The Last Hero in China is another film starring Wong Fei-hung, no doubt one of the most referenced local heroes in Hong Kong cinema (and broader HK media I assume) during the early 90s. He's the star of the Once Upon a Time in China films, and this film is basically just an unofficial franchise entry. Together with the help of legendary martial arts choreographer Woo-ping Yuen, Wong set out to direct a little spin-off story that brings the usual mix of comedy and action, with a dash of horror, romance, and some musical bits thrown in for good measure. It's the classic Hong Kong entertainment cocktail, and that's really where Jing Wong comes into his own, especially when he allows himself to make things a little bit weird.
Wong Fei-hung finds himself in a bit of trouble when a brothel opens next to his martial arts school. The girls who work there like to bother Wong's students, so they are having a hard time keeping their focus on chores and studies. When word gets out that some girls are disappearing, Wong shows his righteous side and decides to help them out. He uncovers a kidnapping scheme that runs quite deep and that gets him into some serious trouble with the local authorities. Wong pushes through though and he vows to clear up this injustice, even if it may cost him his life.
The Last Hero in China was made in '93, which means it comes with a very clear stylistic signature. All these films look pretty much the same and it would be silly to expect anything else from a Jing Wong production. Luckily, the Hong Kong movie industry operated like a well-oiled machine back then, so even on automatic pilot and working against a tight schedule, they managed to produce pretty decent-looking films. The camera work, lighting, and editing in particular are all top-notch and perfectly support the action on display. It's certainly not the best of the bunch, but it delivers what was expected.
The soundtrack is probably the weakest part of the film, but that too is hardly a surprise. Wong sticks with what is known to work, which is not-so-very-pleasant Chinese music, mixed with some rather terrible (comedy) songs. The music is mostly loud and functions as a means to fill in dead space, and it does that without being too annoying (though your mileage may differ, depending on how familiar you are with this type of music). It's not something that actively bothered me, then again I've seen plenty of these films and I'm pretty used to how they sound by now.

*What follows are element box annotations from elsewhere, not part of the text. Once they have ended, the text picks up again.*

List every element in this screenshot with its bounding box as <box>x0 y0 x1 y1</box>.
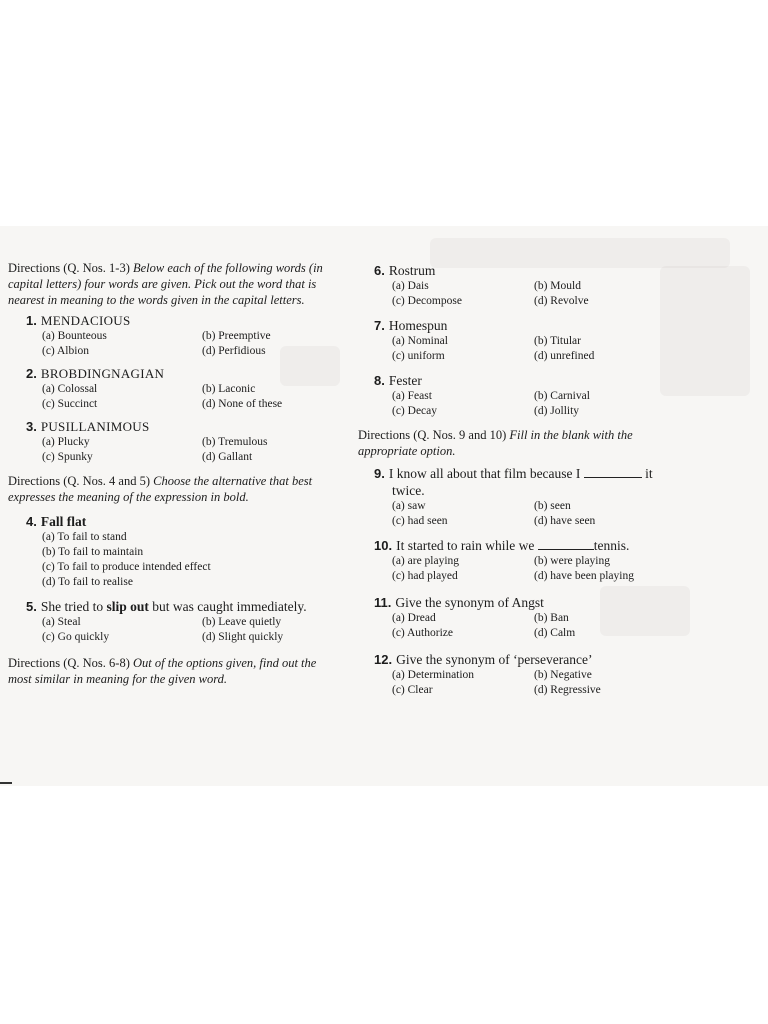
option-c[interactable]: (c) Succinct <box>42 398 98 410</box>
directions-q4-5 <box>8 473 348 505</box>
option-c[interactable]: (c) uniform <box>392 350 445 362</box>
option-a[interactable]: (a) Nominal <box>392 335 448 347</box>
option-a[interactable]: (a) saw <box>392 500 426 512</box>
question-number: 3. <box>26 419 37 434</box>
question-6 <box>356 262 686 279</box>
option-a[interactable]: (a) are playing <box>392 555 460 567</box>
question-number: 2. <box>26 366 37 381</box>
option-c[interactable]: (c) To fail to produce intended effect <box>42 561 211 573</box>
directions-text: Choose the alternative that best expresses the meaning of the expression in bold. <box>8 474 313 504</box>
option-b[interactable]: (b) Negative <box>534 669 592 681</box>
options-5 <box>8 615 348 645</box>
directions-label: Directions <box>358 428 411 442</box>
option-b[interactable]: (b) Carnival <box>534 390 590 402</box>
option-a[interactable]: (a) Feast <box>392 390 432 402</box>
directions-text: Fill in the blank with the appropriate option. <box>358 428 633 458</box>
option-d[interactable]: (d) To fail to realise <box>42 576 133 588</box>
option-b[interactable]: (b) Mould <box>534 280 581 292</box>
option-a[interactable]: (a) Dread <box>392 612 436 624</box>
question-7 <box>356 317 686 334</box>
option-a[interactable]: (a) Plucky <box>42 436 90 448</box>
option-a[interactable]: (a) Dais <box>392 280 429 292</box>
option-a[interactable]: (a) Bounteous <box>42 330 107 342</box>
question-word: BROBDINGNAGIAN <box>40 366 165 381</box>
options-2 <box>8 382 348 412</box>
question-word: Rostrum <box>388 263 436 278</box>
option-d[interactable]: (d) Gallant <box>202 451 253 463</box>
question-text: Give the synonym of ‘perseverance’ <box>396 652 593 667</box>
directions-label: Directions <box>8 474 61 488</box>
option-d[interactable]: (d) Perfidious <box>202 345 266 357</box>
question-5 <box>8 598 348 615</box>
option-d[interactable]: (d) Revolve <box>534 295 589 307</box>
question-text: It started to rain while we <box>396 538 535 553</box>
option-c[interactable]: (c) had played <box>392 570 458 582</box>
options-1 <box>8 329 348 359</box>
directions-text: Out of the options given, find out the most similar in meaning for the given word. <box>8 656 317 686</box>
option-b[interactable]: (b) To fail to maintain <box>42 546 144 558</box>
option-c[interactable]: (c) Clear <box>392 684 433 696</box>
option-b[interactable]: (b) Titular <box>534 335 581 347</box>
question-number: 8. <box>374 373 385 388</box>
options-11 <box>356 611 686 641</box>
directions-range: (Q. Nos. 6-8) <box>63 656 130 670</box>
question-number: 1. <box>26 313 37 328</box>
question-number: 5. <box>26 599 37 614</box>
options-7 <box>356 334 686 364</box>
right-column <box>356 262 686 698</box>
question-11 <box>356 594 686 611</box>
option-b[interactable]: (b) Tremulous <box>202 436 268 448</box>
question-text: tennis. <box>593 538 630 553</box>
question-text-continued: twice. <box>392 483 425 498</box>
options-3 <box>8 435 348 465</box>
options-9 <box>356 499 686 529</box>
option-d[interactable]: (d) Slight quickly <box>202 631 284 643</box>
question-4 <box>8 513 348 530</box>
question-8 <box>356 372 686 389</box>
option-b[interactable]: (b) Laconic <box>202 383 256 395</box>
question-text: Give the synonym of Angst <box>395 595 544 610</box>
directions-q1-3 <box>8 260 348 308</box>
option-b[interactable]: (b) seen <box>534 500 571 512</box>
directions-range: (Q. Nos. 4 and 5) <box>63 474 150 488</box>
question-word: Homespun <box>388 318 448 333</box>
question-word: PUSILLANIMOUS <box>40 419 150 434</box>
question-word: Fester <box>388 373 422 388</box>
option-d[interactable]: (d) Jollity <box>534 405 580 417</box>
question-3 <box>8 418 348 435</box>
option-d[interactable]: (d) unrefined <box>534 350 595 362</box>
option-c[interactable]: (c) Go quickly <box>42 631 110 643</box>
option-d[interactable]: (d) have seen <box>534 515 596 527</box>
option-c[interactable]: (c) Decompose <box>392 295 462 307</box>
directions-q9-10 <box>358 427 678 459</box>
question-text: but was caught immediately. <box>148 599 307 614</box>
question-number: 9. <box>374 466 385 481</box>
question-number: 12. <box>374 652 393 667</box>
option-b[interactable]: (b) Preemptive <box>202 330 271 342</box>
option-a[interactable]: (a) Determination <box>392 669 475 681</box>
option-c[interactable]: (c) Spunky <box>42 451 93 463</box>
option-c[interactable]: (c) Authorize <box>392 627 453 639</box>
directions-range: (Q. Nos. 1-3) <box>63 261 130 275</box>
option-d[interactable]: (d) Calm <box>534 627 576 639</box>
question-12 <box>356 651 686 668</box>
question-2 <box>8 365 348 382</box>
option-d[interactable]: (d) None of these <box>202 398 283 410</box>
options-8 <box>356 389 686 419</box>
question-9 <box>356 465 686 499</box>
question-number: 10. <box>374 538 393 553</box>
question-1 <box>8 312 348 329</box>
options-10 <box>356 554 686 584</box>
option-d[interactable]: (d) Regressive <box>534 684 601 696</box>
question-bold-phrase: slip out <box>106 599 149 614</box>
question-text: I know all about that film because I <box>388 466 581 481</box>
question-10 <box>356 537 686 554</box>
option-b[interactable]: (b) Leave quietly <box>202 616 282 628</box>
directions-label: Directions <box>8 261 61 275</box>
option-a[interactable]: (a) Colossal <box>42 383 98 395</box>
option-c[interactable]: (c) had seen <box>392 515 448 527</box>
question-text: it <box>645 466 653 481</box>
option-a[interactable]: (a) To fail to stand <box>42 531 127 543</box>
option-d[interactable]: (d) have been playing <box>534 570 634 582</box>
fill-blank[interactable] <box>538 539 594 550</box>
question-number: 11. <box>374 595 392 610</box>
option-c[interactable]: (c) Albion <box>42 345 89 357</box>
directions-text: Below each of the following words (in capital letters) four words are given. Pick out the word that is nearest in meaning to the words given in the capital letters. <box>8 261 323 307</box>
question-word: MENDACIOUS <box>40 313 131 328</box>
directions-label: Directions <box>8 656 61 670</box>
left-column <box>8 260 348 691</box>
question-number: 6. <box>374 263 385 278</box>
directions-q6-8 <box>8 655 338 687</box>
fill-blank[interactable] <box>584 467 642 478</box>
option-a[interactable]: (a) Steal <box>42 616 81 628</box>
question-number: 7. <box>374 318 385 333</box>
option-c[interactable]: (c) Decay <box>392 405 438 417</box>
edge-mark <box>0 782 12 784</box>
options-4 <box>8 530 348 590</box>
question-phrase: Fall flat <box>40 514 87 529</box>
option-b[interactable]: (b) were playing <box>534 555 610 567</box>
option-b[interactable]: (b) Ban <box>534 612 569 624</box>
directions-range: (Q. Nos. 9 and 10) <box>413 428 507 442</box>
options-6 <box>356 279 686 309</box>
question-number: 4. <box>26 514 37 529</box>
options-12 <box>356 668 686 698</box>
question-text: She tried to <box>40 599 107 614</box>
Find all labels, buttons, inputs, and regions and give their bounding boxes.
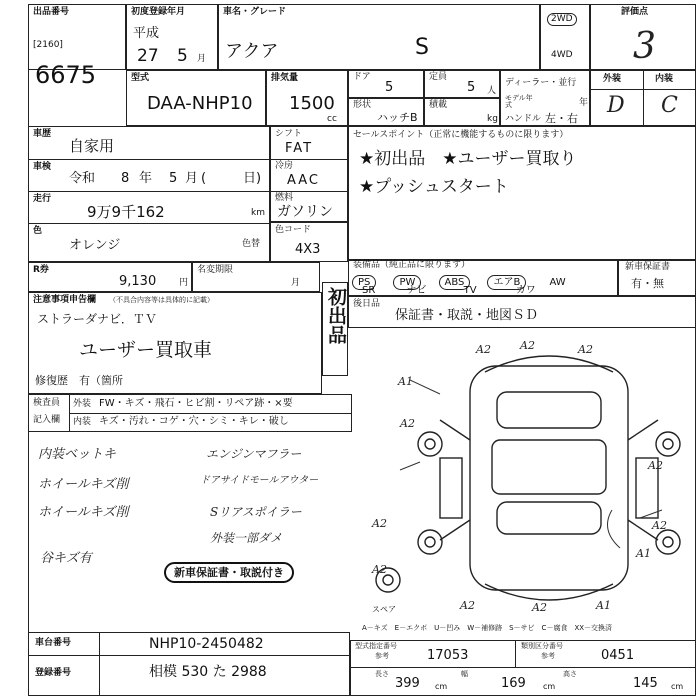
damage-mark-7: A2 xyxy=(372,517,387,530)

Hong Kong acting is somewhat of an acquired taste too, but one man here transcends that. Wong was able to land Jet Li for the role of Wong Fei-hung, and that makes a huge difference. Li is one of the best on-screen martial artists in the history of Hong Kong cinema and with the action choreographies of Yuen backing him, the spectacle is pretty much guaranteed. The rest of the cast isn't bad (Man Cheung is funny, Pak-Cheung Chan isn't his worst self and Chia-Hui Liu is simply legendary), but it's really just Li's show and he doesn't let the film down.
Last Hero in China has everything you could ever hope to see in a film like this. From drunken fights to dragon dances, from horny martial arts students to graphic horror bits, it's all there, in pretty even quantities. What makes this film just a little better than the rest is things like the chicken versus centipede fight. That's something you probably hadn't seen before and it's those crazy ideas that tend to stick, even years after having seen the film. Jing Wong has them in many of his films, but it's rare that he finds the right people to bring them to life, which is what makes this film one (if not the) best in his oeuvre.
Don't be mistaken, this film is pure and unfiltered entertainment, lacking any real artistic or creative pretensions. Don't watch this hoping to find a surprising, exciting masterpiece. If, on the other hand, you're looking to sample core genre work at its best, Last Hero in China is one of the best places to start. The action choreography is superb, Li is at the top of his game, the comedy is bonkers and there are at least a few scenes that will linger well beyond the credits. Jing Wong may be considered a hack by some, but I still have great respect for what he accomplished, and I'm happy there's at least one of his films that made it into my list of personal favorites.